Holler if you have questions. I know a few folks in the store over there and we can get you squared away.


----------



## gdog (Sep 13, 2007)

This is why I have Simms waders. They offer a wider range of sizing then most and the problem with getting larger waders to fit "around" without having huge shoe sizing for the feet. Hence the short/stout (fat) sizing, which gives you room with smaller foot sizing.


----------



## DallanC (Jan 13, 2009)

Oh Mr Blogger you BEAUTIFUL *******, that "baggie" trick worked FLAWLESSLY. My foot slipped in so fast it surprised me, and with zero pulling/pinching/bunching of the stocking. Once on, the boots were comfortable (well as comfortable as stiff new ones ever are). Waders feel great too. 

So, overall I'm pretty pleased. Cant wait to get out this weekend and give it a try.
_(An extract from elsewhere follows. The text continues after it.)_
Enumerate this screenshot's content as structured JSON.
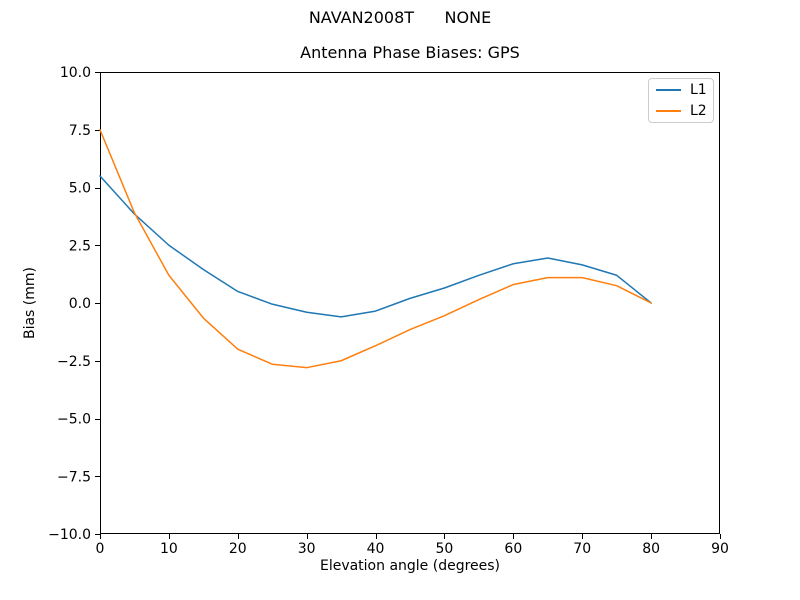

Thanks everyone for suggestions and ideas.


-DallanC


----------



## willfish4food (Jul 14, 2009)

Glad it worked out. I'll have to give that method a try.


----------



## BG1 (Feb 15, 2013)

Don't wear tennis Shoes, water socks or any other type of shoe besides proper wading boots. Even if you're just fishing lakes or float tubing. Without being able to pull the gravel guards over the boot, you will fill your shoe with gravel and other crap. This can result in leaky feet from kicking and walking. I finally learned this after going cheap for years and not buying wading boots.


----------